When a panel of doctors was asked to vote on adding a new wing to their hospital, the Allergists voted to scratch it and the Dermatologists advised no rash moves. The Gastroenterologists had a gut feeling about it, but the Neurologists thought the administration had a lot of nerve, and the Obstetricians stated they were all laboring under a misconception.
The Ophthalmologists considered the idea shortsighted; the Pathologists yelled, “Over my dead body”, while the Pediatricians said, “Grow up!” The Psychiatrists thought the whole idea was madness, the surgeons decided to wash their hands of the whole thing and the Radiologists could see right through it!
The physicians thought it was a bitter pill to swallow; and the Plastic Surgeons said, “This puts a whole new face on the matter.” The Podiatrists thought it was a step forward, but the Urologists felt the scheme wouldn’t hold water. The Anesthesiologists thought the whole idea was a gas and the Cardiologists didn’t have the heart to say no.

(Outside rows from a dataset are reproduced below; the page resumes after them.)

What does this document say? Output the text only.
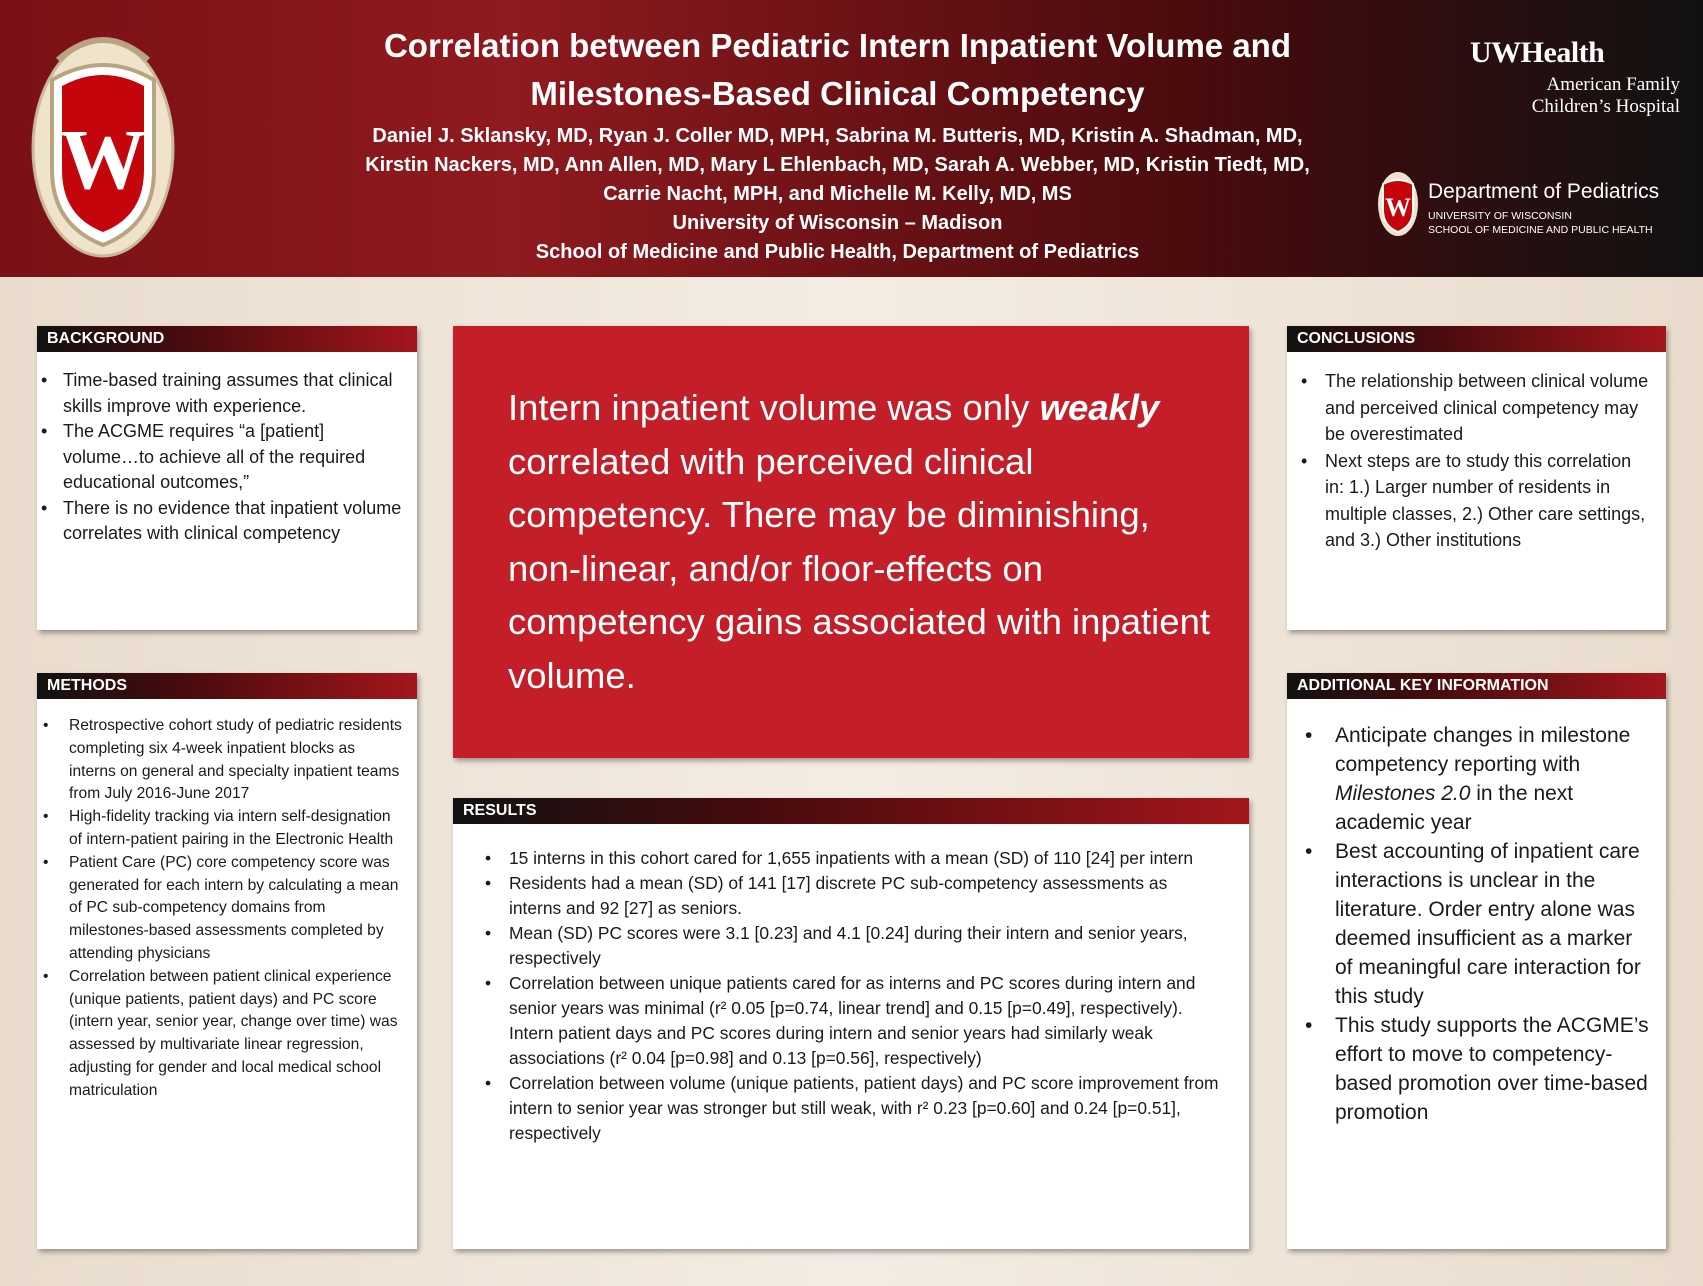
W
Correlation between Pediatric Intern Inpatient Volume and
Milestones-Based Clinical Competency
Daniel J. Sklansky, MD, Ryan J. Coller MD, MPH, Sabrina M. Butteris, MD, Kristin A. Shadman, MD,
Kirstin Nackers, MD, Ann Allen, MD, Mary L Ehlenbach, MD, Sarah A. Webber, MD, Kristin Tiedt, MD,
Carrie Nacht, MPH, and Michelle M. Kelly, MD, MS
University of Wisconsin – Madison
School of Medicine and Public Health, Department of Pediatrics
UWHealth
American Family
Children’s Hospital
W
Department of Pediatrics
UNIVERSITY OF WISCONSIN
SCHOOL OF MEDICINE AND PUBLIC HEALTH
BACKGROUND
• Time-based training assumes that clinical skills improve with experience.
• The ACGME requires “a [patient] volume…to achieve all of the required educational outcomes,”
• There is no evidence that inpatient volume correlates with clinical competency
METHODS
• Retrospective cohort study of pediatric residents completing six 4-week inpatient blocks as interns on general and specialty inpatient teams from July 2016-June 2017
• High-fidelity tracking via intern self-designation of intern-patient pairing in the Electronic Health
• Patient Care (PC) core competency score was generated for each intern by calculating a mean of PC sub-competency domains from milestones-based assessments completed by attending physicians
• Correlation between patient clinical experience (unique patients, patient days) and PC score (intern year, senior year, change over time) was assessed by multivariate linear regression, adjusting for gender and local medical school matriculation
Intern inpatient volume was only weakly correlated with perceived clinical competency. There may be diminishing, non-linear, and/or floor-effects on competency gains associated with inpatient volume.
RESULTS
• 15 interns in this cohort cared for 1,655 inpatients with a mean (SD) of 110 [24] per intern
• Residents had a mean (SD) of 141 [17] discrete PC sub-competency assessments as interns and 92 [27] as seniors.
• Mean (SD) PC scores were 3.1 [0.23] and 4.1 [0.24] during their intern and senior years, respectively
• Correlation between unique patients cared for as interns and PC scores during intern and senior years was minimal (r² 0.05 [p=0.74, linear trend] and 0.15 [p=0.49], respectively). Intern patient days and PC scores during intern and senior years had similarly weak associations (r² 0.04 [p=0.98] and 0.13 [p=0.56], respectively)
• Correlation between volume (unique patients, patient days) and PC score improvement from intern to senior year was stronger but still weak, with r² 0.23 [p=0.60] and 0.24 [p=0.51], respectively
CONCLUSIONS
• The relationship between clinical volume and perceived clinical competency may be overestimated
• Next steps are to study this correlation in: 1.) Larger number of residents in multiple classes, 2.) Other care settings, and 3.) Other institutions
ADDITIONAL KEY INFORMATION
• Anticipate changes in milestone competency reporting with Milestones 2.0 in the next academic year
• Best accounting of inpatient care interactions is unclear in the literature. Order entry alone was deemed insufficient as a marker of meaningful care interaction for this study
• This study supports the ACGME’s effort to move to competency-based promotion over time-based promotion
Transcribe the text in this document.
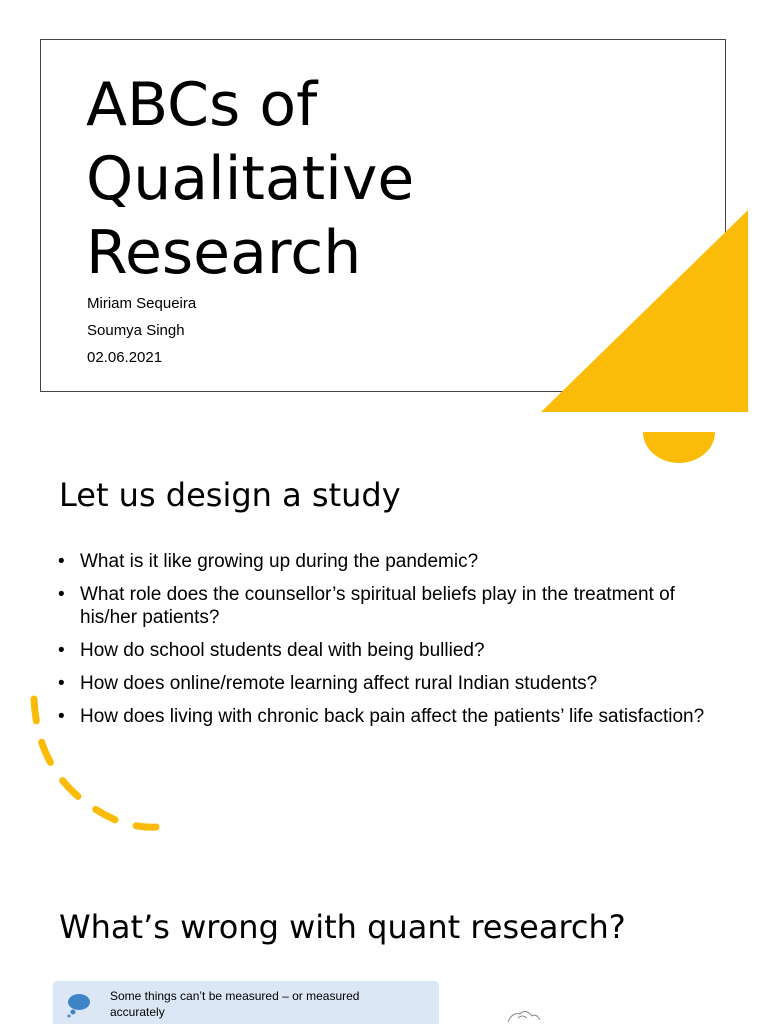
ABCs of
Qualitative
Research
Miriam Sequeira
Soumya Singh
02.06.2021
Let us design a study
• What is it like growing up during the pandemic?
• What role does the counsellor’s spiritual beliefs play in the treatment of his/her patients?
• How do school students deal with being bullied?
• How does online/remote learning affect rural Indian students?
• How does living with chronic back pain affect the patients’ life satisfaction?
What’s wrong with quant research?
Some things can’t be measured – or measured accurately
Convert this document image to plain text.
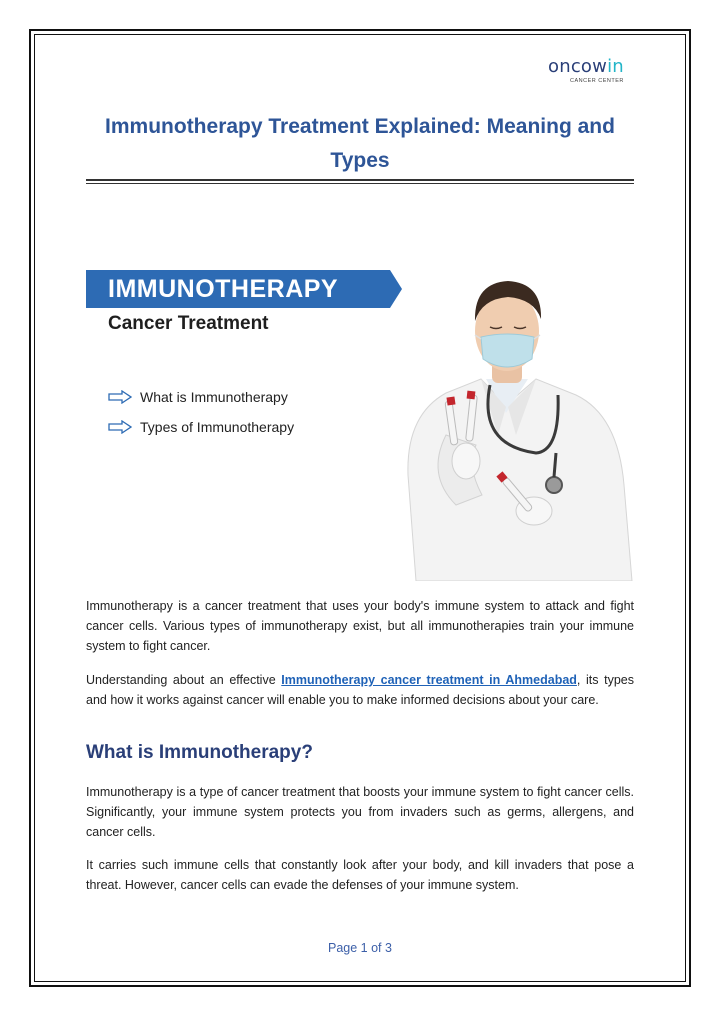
oncowin
CANCER CENTER
Immunotherapy Treatment Explained: Meaning and Types
IMMUNOTHERAPY
Cancer Treatment
What is Immunotherapy
Types of Immunotherapy

Immunotherapy is a cancer treatment that uses your body's immune system to attack and fight cancer cells. Various types of immunotherapy exist, but all immunotherapies train your immune system to fight cancer.

Understanding about an effective Immunotherapy cancer treatment in Ahmedabad, its types and how it works against cancer will enable you to make informed decisions about your care.

What is Immunotherapy?

Immunotherapy is a type of cancer treatment that boosts your immune system to fight cancer cells. Significantly, your immune system protects you from invaders such as germs, allergens, and cancer cells.

It carries such immune cells that constantly look after your body, and kill invaders that pose a threat. However, cancer cells can evade the defenses of your immune system.

Page 1 of 3
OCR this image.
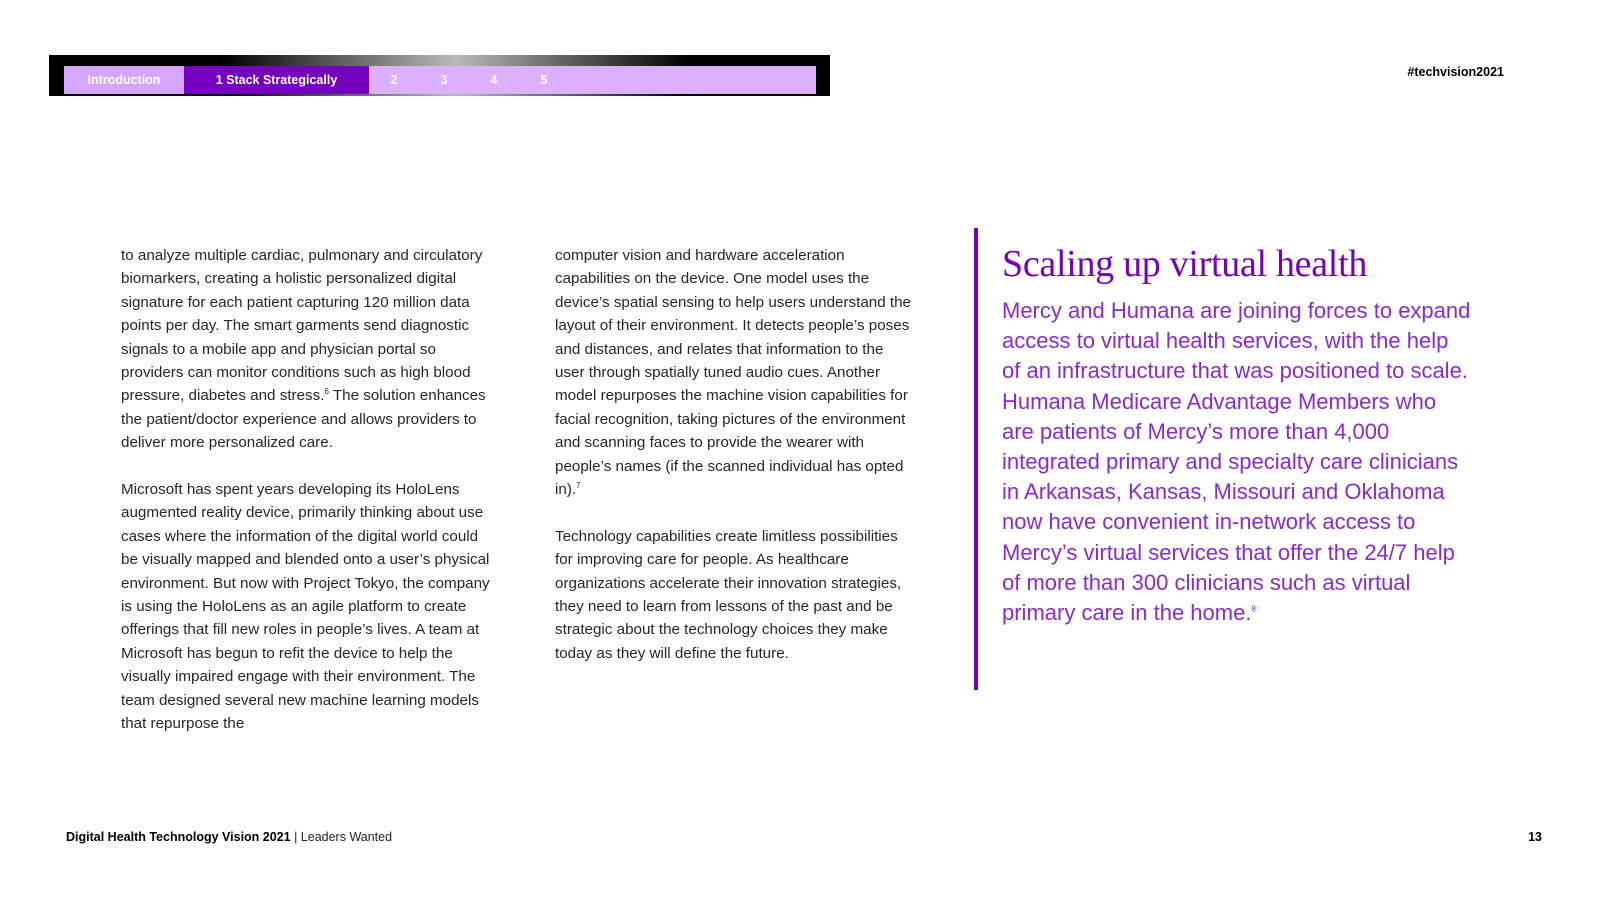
Introduction	1 Stack Strategically	2	3	4	5
#techvision2021

to analyze multiple cardiac, pulmonary and circulatory biomarkers, creating a holistic personalized digital signature for each patient capturing 120 million data points per day. The smart garments send diagnostic signals to a mobile app and physician portal so providers can monitor conditions such as high blood pressure, diabetes and stress.$^6$ The solution enhances the patient/doctor experience and allows providers to deliver more personalized care.

Microsoft has spent years developing its HoloLens augmented reality device, primarily thinking about use cases where the information of the digital world could be visually mapped and blended onto a user’s physical environment. But now with Project Tokyo, the company is using the HoloLens as an agile platform to create offerings that fill new roles in people’s lives. A team at Microsoft has begun to refit the device to help the visually impaired engage with their environment. The team designed several new machine learning models that repurpose the

computer vision and hardware acceleration capabilities on the device. One model uses the device’s spatial sensing to help users understand the layout of their environment. It detects people’s poses and distances, and relates that information to the user through spatially tuned audio cues. Another model repurposes the machine vision capabilities for facial recognition, taking pictures of the environment and scanning faces to provide the wearer with people’s names (if the scanned individual has opted in).$^7$

Technology capabilities create limitless possibilities for improving care for people. As healthcare organizations accelerate their innovation strategies, they need to learn from lessons of the past and be strategic about the technology choices they make today as they will define the future.

Scaling up virtual health
Mercy and Humana are joining forces to expand access to virtual health services, with the help of an infrastructure that was positioned to scale. Humana Medicare Advantage Members who are patients of Mercy’s more than 4,000 integrated primary and specialty care clinicians in Arkansas, Kansas, Missouri and Oklahoma now have convenient in-network access to Mercy’s virtual services that offer the 24/7 help of more than 300 clinicians such as virtual primary care in the home.$^8$
Digital Health Technology Vision 2021 | Leaders Wanted	13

In the end, the Proctologists left the decision up to some asshole in administration
A surgeon went to check on his blonde patient after an operation. She was awake, so he examined her.
“You’ll be fine,” he said.
She asked, “How long will it be before I am able to have a normal sex life again doctor?”
The surgeon seemed to pause, which alarmed the girl.
“What’s the matter, Doctor? I will be all right, won’t I?”
He replied, “Yes, you’ll be fine. It’s just that no one has ever asked me that after having their tonsils out.”
A man in a taxi taps the driver on the shoulder to ask him a question. The driver screams bloody murder, loses control of the cab, and swerves onto the sidewalk before stopping just inches from a lamppost.
After checking to make sure the passenger is OK, the driver says, “I’m sorry, but you scared the daylights out of me.”
“Sorry. I didn’t realize a simple tap on the shoulder would freak you out so much,” the passenger says.
“It’s not your fault,” replies the cabbie. “Today is my first day on the job after 25 years of driving a hearse.”